随后话音一转,语气添了几分孤决:
“我深知擅杀降卒乃是朝廷重罪,只是老夫残年无几,这条罪责便由我一力担下,与监军全无干系。
他日朝中追责,监军只管将所有过错尽数推在我身上便是。”
“老将军……”高俅语声微颤,心底骤然翻涌万千感触。
至此他才算真正读懂,为何华夏千载文脉不绝、山河永续——从来都有这般赤胆之人,甘愿抛却身后清誉、不计个人祸福,只为替华夏扫清叛寇逆贼。
这般行事,纵使千载之后要落得一身污名、遭世人唾骂,于当下苍生社稷而言,
以自身毁誉换边境万民安宁、护中原河山无恙的惊天壮举!
高俅深深躬身一拜,久久不起,片刻才缓缓直起身,目光沉稳看向章楶:
“老将军何必独自担下这般杀降重罪。
沙场混乱、刀枪无眼,只要我二人布置周全,朝堂又怎会分得清蕃军是战死沙场,还是束手归降后遭屠戮?
何苦我二人主动揽下千古骂名?”
章楶轻轻摇头:“朝中不乏常年戍边、通晓兵事的重臣。
古来战例皆有定数,一支军队折损一成便军心动摇,折损两成已然溃不成军,极易四散乞降。
此番我军大破六万青唐主力,漫山遍野尽是贼兵,断无一个降卒都无的道理,这般实情瞒不住朝中知兵之人。”
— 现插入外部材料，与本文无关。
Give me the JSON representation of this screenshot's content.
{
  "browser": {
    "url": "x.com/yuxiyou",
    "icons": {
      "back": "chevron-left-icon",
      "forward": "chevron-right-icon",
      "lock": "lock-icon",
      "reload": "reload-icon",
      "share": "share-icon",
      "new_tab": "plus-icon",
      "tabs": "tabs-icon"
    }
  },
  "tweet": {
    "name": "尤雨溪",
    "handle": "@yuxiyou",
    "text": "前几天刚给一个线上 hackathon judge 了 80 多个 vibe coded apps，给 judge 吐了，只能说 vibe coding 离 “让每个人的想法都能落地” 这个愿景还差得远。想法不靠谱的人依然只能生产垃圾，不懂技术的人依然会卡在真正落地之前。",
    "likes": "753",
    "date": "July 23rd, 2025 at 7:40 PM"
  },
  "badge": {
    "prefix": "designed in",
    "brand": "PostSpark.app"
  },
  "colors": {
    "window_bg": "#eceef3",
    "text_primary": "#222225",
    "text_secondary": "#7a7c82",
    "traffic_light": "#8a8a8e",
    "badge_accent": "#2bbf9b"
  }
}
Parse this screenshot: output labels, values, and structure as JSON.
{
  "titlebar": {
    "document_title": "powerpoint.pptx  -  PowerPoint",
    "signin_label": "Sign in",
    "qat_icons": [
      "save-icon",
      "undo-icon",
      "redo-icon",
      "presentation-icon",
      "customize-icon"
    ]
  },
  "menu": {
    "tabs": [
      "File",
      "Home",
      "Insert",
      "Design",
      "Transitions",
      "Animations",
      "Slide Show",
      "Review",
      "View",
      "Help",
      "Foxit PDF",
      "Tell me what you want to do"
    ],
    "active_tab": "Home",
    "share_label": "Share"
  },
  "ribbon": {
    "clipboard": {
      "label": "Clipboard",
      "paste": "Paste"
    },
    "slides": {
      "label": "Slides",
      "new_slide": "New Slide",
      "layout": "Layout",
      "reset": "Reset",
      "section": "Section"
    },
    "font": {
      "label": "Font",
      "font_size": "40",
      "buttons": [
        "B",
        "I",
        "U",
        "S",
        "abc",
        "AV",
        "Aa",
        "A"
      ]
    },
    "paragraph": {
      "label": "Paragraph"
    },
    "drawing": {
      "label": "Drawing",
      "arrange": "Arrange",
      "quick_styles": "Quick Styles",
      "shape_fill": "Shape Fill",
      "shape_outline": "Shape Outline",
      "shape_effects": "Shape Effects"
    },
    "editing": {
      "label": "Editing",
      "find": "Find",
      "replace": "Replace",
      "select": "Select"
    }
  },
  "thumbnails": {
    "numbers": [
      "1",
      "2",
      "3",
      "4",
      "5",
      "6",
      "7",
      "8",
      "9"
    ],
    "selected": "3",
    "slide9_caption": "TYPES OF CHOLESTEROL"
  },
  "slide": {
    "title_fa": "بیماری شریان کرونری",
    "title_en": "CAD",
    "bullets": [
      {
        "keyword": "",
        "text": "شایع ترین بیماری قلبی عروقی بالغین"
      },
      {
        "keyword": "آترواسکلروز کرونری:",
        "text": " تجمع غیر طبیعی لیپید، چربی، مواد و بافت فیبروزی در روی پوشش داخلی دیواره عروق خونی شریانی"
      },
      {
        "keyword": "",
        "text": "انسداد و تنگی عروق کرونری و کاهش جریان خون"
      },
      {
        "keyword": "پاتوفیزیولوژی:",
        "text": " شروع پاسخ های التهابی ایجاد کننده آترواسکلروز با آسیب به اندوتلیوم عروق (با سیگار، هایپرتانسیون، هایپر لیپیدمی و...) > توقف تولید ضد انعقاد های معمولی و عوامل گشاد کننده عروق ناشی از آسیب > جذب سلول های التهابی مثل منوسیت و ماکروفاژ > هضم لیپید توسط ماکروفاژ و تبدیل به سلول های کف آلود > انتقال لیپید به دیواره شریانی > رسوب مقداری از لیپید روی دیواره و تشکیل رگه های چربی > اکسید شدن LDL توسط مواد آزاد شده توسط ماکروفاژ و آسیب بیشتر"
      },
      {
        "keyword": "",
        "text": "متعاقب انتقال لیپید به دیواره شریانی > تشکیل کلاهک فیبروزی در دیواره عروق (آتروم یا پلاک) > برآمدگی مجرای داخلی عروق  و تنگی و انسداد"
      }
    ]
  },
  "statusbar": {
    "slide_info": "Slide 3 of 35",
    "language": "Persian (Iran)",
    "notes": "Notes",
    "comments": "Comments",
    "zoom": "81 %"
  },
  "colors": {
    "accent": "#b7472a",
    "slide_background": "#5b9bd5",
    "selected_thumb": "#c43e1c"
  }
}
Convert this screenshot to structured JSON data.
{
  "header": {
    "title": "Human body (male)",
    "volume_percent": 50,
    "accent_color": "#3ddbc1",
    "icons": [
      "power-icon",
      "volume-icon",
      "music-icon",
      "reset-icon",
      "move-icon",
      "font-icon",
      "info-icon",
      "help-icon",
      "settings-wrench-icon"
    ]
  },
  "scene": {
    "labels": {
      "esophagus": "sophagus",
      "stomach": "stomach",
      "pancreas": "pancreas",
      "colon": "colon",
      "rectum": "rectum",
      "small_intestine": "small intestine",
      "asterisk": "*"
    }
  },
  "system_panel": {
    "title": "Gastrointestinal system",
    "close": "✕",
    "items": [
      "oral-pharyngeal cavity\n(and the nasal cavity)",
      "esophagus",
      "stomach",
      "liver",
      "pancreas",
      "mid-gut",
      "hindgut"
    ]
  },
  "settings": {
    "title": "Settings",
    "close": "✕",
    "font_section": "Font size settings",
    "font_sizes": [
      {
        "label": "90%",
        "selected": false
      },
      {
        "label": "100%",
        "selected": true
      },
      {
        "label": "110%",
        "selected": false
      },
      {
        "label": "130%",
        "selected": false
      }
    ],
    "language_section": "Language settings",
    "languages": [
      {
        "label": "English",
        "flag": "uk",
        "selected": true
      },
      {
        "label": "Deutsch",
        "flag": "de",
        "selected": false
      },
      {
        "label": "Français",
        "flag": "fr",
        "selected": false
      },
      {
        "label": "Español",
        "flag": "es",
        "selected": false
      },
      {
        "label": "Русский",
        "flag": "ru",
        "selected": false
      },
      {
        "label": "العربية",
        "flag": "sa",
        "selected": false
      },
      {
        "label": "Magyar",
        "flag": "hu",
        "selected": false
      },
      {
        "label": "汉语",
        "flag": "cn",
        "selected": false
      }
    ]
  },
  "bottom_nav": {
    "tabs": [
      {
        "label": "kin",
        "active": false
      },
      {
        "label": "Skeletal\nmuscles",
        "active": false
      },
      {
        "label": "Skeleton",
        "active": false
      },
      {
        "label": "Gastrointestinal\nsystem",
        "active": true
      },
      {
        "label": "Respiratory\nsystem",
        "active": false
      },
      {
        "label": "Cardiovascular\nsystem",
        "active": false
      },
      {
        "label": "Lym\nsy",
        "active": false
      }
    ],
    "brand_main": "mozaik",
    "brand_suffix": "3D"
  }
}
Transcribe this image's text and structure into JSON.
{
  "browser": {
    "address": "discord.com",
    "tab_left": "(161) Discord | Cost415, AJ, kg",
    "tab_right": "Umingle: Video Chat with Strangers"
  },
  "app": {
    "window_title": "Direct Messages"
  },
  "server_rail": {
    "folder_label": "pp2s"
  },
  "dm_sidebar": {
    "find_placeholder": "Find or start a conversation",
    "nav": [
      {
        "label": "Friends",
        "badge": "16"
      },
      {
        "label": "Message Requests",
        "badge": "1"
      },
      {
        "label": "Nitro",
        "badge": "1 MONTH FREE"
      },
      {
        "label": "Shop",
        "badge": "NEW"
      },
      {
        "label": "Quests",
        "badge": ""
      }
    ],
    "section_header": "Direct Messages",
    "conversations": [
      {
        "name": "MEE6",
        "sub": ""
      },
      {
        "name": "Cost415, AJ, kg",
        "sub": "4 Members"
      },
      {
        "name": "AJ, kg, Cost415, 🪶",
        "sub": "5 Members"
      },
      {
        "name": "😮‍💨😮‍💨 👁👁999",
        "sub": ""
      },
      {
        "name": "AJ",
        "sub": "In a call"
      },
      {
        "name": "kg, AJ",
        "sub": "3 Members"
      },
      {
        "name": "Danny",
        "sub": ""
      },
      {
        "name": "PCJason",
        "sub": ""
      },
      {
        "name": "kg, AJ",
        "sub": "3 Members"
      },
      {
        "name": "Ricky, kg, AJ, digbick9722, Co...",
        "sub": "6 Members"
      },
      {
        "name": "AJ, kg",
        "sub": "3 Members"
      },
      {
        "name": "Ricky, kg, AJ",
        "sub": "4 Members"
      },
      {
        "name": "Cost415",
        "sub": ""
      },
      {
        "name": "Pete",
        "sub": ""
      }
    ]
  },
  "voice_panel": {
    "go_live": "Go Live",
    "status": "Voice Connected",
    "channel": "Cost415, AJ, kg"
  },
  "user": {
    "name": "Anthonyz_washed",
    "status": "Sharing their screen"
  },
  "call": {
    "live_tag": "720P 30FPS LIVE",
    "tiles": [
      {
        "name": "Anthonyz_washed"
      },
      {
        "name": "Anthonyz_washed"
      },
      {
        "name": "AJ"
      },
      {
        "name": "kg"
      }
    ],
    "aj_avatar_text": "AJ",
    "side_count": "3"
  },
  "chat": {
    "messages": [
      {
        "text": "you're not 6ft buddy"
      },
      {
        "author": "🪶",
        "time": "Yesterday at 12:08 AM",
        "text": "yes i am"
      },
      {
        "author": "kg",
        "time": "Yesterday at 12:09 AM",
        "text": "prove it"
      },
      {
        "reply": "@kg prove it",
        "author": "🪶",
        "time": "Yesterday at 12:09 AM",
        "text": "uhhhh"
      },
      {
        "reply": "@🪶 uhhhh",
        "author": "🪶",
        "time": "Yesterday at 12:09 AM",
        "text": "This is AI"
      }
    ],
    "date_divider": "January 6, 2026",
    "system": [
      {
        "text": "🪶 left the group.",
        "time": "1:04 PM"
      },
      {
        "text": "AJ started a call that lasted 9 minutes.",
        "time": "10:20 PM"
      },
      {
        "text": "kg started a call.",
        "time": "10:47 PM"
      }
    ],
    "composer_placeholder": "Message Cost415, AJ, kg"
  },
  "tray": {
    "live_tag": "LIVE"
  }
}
高俅垂首沉吟半晌,突然想到了风险转移几个字,随后脑中生出一条两全之计,眼底精光一闪:
“宣抚,属下倒有一策可转移所有风险。
宗哥城内的瞎叱牟蔺毯与溪赊罗撒势同水火,此番更是被小陇拶拘禁蔺毯全族,心中积怨极深。
待我军于葛陂汤击溃蕃军主力、兵临宗哥城下,便可令瞎叱牟蔺毯献上投名状。”
章楶微微蹙眉,向前倾身问道:“监军此言何解?”
“以夷制夷。”高俅压低声音,“战后残余的蕃军溃卒,尽数移交瞎叱牟蔺毯处置。
蕃人部族内部仇杀清算,便与我大宋官军无半分干系。
由她亲手处置这批溪赊罗撒麾下精锐,等同于彻底和青唐王室决裂,往后只能依附我大宋求生。
我军只需出兵护住她与蔺毯部族老小周全,不必动手沾染杀戮。
这般一来,朝中百官无可指摘,河湟各部亦能看清,忤逆大宋、负隅顽抗,自有同族仇敌清算,不敢再轻易反叛作乱。”